• Eirikur Eiriksson (1/16/2014)


    Thank you for the spackle Jeff but it looks like there is a small crack in it as it makes the assumption that the end time is always greater than the start time. This is the reason why I prefer to use double cast, first to varbinary and then to bigint.

    SELECT

    StartDT

    ,EndDT

    ,Duration = STUFF(CONVERT(VARCHAR(20),EndDT-StartDT,114),1,2,DATEDIFF(hh,0,EndDT-StartDT))

    ,DurationI = STUFF(CONVERT(VARCHAR(20),StartDT-EndDT,114),1,2,DATEDIFF(hh,0,StartDT-EndDT))

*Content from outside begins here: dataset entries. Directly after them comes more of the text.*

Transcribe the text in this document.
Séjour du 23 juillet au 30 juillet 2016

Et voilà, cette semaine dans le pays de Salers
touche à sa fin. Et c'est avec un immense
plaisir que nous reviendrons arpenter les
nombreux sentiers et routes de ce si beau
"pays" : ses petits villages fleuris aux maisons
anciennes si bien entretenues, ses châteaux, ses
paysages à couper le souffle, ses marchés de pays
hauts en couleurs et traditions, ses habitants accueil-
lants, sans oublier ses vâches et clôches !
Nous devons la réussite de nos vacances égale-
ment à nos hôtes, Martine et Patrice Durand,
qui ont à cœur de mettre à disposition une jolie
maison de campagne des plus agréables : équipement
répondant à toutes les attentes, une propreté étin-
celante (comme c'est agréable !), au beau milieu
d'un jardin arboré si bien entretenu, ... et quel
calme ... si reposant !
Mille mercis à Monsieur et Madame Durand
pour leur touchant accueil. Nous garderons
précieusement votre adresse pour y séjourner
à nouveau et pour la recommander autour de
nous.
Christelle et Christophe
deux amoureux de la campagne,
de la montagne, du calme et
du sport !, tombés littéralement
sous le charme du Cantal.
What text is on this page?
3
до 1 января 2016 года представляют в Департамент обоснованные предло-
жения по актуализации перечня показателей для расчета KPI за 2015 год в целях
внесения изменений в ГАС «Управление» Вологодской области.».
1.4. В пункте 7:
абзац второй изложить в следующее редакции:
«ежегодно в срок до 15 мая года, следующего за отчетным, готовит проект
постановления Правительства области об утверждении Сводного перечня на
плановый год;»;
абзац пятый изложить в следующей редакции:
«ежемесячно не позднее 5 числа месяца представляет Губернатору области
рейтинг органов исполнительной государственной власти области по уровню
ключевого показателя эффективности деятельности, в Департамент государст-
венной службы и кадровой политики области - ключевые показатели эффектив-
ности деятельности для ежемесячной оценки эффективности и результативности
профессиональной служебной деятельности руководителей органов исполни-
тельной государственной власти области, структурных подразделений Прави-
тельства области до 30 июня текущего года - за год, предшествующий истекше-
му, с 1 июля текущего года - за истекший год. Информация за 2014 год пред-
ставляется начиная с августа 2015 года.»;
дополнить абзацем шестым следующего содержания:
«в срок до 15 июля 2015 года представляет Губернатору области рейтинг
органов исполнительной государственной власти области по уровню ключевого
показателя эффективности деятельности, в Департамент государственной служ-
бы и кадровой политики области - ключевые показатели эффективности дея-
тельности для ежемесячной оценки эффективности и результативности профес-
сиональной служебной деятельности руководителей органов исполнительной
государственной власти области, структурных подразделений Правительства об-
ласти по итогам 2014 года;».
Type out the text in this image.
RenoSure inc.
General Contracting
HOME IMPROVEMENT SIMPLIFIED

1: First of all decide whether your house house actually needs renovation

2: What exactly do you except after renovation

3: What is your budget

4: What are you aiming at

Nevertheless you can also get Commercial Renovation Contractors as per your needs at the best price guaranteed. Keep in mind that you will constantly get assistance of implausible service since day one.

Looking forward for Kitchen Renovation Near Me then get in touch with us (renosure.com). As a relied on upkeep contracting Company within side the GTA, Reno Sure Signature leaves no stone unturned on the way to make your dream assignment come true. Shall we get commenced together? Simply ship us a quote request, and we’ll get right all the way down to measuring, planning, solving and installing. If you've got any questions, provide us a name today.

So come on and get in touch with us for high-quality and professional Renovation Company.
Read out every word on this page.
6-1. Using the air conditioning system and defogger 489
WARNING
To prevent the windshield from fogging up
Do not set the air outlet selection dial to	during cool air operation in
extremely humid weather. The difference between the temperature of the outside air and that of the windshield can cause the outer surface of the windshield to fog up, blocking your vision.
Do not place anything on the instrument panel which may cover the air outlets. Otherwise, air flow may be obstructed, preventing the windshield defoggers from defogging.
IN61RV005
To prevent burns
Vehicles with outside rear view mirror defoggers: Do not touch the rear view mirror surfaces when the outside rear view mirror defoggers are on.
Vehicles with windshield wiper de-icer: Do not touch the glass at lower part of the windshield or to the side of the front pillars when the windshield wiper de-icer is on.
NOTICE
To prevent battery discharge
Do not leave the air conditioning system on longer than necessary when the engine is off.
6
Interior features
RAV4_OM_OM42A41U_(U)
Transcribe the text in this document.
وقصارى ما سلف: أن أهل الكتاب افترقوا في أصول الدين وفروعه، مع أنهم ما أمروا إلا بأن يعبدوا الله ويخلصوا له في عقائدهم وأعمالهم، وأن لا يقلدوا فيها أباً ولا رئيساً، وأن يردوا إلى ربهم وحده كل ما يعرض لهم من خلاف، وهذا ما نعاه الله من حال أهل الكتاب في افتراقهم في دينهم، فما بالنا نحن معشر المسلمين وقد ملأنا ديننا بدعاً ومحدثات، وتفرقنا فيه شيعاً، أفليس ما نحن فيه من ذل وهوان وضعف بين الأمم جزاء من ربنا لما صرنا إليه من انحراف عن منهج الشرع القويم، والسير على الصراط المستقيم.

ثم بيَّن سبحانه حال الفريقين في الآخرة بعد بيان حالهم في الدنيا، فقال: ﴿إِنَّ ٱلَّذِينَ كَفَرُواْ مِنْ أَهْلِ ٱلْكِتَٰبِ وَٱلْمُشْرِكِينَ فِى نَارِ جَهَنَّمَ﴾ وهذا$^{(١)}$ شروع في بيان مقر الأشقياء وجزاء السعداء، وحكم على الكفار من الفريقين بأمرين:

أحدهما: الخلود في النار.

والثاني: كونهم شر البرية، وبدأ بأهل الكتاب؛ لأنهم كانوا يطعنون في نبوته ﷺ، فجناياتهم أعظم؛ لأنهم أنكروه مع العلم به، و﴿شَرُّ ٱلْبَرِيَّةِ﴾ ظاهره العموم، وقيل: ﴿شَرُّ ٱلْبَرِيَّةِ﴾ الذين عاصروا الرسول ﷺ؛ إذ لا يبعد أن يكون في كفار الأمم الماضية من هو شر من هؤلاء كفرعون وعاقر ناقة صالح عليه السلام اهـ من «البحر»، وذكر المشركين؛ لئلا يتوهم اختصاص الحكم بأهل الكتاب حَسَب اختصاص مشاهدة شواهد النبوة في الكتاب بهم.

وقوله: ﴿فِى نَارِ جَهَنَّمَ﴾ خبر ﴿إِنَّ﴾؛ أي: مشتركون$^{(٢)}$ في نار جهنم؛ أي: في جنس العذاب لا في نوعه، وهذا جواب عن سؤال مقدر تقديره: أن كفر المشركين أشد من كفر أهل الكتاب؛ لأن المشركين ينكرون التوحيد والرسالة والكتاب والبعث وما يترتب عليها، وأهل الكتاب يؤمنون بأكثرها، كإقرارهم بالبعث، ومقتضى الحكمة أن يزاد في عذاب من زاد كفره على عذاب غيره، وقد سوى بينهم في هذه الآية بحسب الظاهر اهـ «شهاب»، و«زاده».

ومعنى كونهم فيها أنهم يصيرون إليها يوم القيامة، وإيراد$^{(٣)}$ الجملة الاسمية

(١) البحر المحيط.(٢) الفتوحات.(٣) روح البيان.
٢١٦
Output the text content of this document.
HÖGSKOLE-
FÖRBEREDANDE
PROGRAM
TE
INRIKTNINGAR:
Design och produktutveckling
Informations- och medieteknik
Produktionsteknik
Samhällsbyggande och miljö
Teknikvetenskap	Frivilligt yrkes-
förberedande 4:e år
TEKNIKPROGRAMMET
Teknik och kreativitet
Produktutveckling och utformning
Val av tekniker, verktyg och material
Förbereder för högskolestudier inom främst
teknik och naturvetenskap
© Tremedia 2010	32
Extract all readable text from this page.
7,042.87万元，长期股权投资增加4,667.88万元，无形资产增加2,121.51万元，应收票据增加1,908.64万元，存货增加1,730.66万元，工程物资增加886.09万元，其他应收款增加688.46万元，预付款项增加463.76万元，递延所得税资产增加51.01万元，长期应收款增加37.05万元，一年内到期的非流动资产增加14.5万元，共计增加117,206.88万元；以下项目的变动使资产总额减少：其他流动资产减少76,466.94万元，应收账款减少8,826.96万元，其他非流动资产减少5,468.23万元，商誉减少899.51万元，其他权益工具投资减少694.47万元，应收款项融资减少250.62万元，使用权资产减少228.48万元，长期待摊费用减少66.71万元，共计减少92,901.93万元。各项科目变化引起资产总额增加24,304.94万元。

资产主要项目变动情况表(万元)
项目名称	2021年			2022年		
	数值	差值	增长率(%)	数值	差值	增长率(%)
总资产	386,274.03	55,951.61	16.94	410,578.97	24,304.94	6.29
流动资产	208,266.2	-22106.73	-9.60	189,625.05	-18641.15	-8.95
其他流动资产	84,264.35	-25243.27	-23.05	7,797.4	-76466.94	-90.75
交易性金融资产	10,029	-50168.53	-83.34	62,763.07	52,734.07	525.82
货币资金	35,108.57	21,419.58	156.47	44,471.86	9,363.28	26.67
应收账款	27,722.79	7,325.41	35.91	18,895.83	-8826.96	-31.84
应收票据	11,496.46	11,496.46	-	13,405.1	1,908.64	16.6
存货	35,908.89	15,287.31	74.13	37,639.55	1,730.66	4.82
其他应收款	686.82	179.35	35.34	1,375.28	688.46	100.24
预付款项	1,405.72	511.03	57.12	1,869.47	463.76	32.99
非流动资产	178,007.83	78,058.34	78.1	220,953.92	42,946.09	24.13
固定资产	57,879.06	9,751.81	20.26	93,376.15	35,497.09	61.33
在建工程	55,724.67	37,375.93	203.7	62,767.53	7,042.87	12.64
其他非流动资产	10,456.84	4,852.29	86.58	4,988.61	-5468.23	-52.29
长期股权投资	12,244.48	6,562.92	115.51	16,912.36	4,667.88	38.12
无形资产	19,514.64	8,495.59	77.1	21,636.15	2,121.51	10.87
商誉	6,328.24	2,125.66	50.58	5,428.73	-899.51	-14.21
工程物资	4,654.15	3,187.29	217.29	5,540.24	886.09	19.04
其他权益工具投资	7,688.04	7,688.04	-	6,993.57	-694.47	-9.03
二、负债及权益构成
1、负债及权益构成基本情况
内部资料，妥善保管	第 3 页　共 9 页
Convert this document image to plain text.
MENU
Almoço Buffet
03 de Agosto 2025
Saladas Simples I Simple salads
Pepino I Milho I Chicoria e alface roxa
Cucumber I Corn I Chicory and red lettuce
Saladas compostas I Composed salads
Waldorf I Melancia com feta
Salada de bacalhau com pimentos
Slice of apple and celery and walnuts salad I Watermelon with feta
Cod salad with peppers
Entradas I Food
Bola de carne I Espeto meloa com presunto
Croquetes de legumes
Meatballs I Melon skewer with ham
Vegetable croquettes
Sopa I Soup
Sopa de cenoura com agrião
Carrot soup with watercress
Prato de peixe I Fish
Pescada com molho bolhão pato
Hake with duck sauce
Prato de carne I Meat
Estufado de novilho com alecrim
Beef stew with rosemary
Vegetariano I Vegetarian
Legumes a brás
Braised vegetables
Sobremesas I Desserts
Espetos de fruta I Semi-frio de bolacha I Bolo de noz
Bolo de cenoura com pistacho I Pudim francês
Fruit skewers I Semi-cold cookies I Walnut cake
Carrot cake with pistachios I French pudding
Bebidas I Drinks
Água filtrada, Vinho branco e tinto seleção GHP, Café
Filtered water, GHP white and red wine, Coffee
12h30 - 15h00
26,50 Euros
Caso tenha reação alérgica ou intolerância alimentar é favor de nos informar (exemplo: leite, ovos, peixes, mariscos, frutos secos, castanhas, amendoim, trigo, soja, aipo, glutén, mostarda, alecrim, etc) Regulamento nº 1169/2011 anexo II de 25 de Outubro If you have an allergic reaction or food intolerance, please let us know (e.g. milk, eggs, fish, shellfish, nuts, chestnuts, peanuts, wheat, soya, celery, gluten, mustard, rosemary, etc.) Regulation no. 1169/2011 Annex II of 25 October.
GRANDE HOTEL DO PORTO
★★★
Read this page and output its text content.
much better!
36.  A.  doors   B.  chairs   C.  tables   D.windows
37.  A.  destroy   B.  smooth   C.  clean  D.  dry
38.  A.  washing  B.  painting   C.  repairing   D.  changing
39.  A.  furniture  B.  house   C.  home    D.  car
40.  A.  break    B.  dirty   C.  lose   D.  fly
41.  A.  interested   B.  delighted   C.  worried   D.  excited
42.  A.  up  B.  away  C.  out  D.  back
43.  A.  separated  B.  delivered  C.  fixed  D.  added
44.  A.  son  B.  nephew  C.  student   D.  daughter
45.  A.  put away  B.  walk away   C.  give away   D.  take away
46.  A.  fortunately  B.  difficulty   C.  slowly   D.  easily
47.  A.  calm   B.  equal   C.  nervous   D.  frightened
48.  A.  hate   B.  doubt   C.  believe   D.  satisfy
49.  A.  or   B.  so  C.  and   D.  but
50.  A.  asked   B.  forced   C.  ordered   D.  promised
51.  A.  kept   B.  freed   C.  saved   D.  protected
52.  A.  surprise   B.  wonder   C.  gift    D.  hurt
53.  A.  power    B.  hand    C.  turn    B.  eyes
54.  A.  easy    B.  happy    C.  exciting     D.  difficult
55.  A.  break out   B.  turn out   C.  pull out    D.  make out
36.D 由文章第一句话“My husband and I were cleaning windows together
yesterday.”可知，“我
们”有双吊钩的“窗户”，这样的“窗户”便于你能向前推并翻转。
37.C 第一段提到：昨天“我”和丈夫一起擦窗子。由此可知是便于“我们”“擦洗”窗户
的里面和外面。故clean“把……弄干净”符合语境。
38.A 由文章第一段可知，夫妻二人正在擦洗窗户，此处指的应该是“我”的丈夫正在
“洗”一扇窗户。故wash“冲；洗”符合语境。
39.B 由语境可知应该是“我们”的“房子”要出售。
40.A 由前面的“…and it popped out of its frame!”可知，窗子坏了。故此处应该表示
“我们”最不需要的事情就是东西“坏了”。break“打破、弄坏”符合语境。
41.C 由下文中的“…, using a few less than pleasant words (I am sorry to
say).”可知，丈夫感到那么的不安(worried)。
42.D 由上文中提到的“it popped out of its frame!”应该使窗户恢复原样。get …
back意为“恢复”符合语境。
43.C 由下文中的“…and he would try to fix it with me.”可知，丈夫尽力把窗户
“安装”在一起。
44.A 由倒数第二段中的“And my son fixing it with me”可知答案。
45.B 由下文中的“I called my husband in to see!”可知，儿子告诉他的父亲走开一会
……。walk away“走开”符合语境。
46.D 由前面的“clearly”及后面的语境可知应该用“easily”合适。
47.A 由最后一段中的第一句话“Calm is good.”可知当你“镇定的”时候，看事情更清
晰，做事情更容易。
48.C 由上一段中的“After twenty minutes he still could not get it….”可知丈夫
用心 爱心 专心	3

    ,cast(cast(StartDT as varbinary(128)) as bigint) As StartTicks

    ,cast(cast(EndDT as varbinary(128)) as bigint) AS EndTicks

    ,cast(cast(StartDT as varbinary(128)) as bigint)-cast(cast(EndDT as varbinary(128)) as bigint) as XmY

    ,cast(cast(EndDT as varbinary(128)) as bigint)-cast(cast(StartDT as varbinary(128)) as bigint) as YmX

    FROM #JBMTest;

    I got:

    Msg 8115, Level 16, State 2, Line 15

    Arithmetic overflow error converting expression to data type datetime.

    when I ran it for date differences greater than about 148 years. Maybe not a problem for some implementations, but something to be aware of.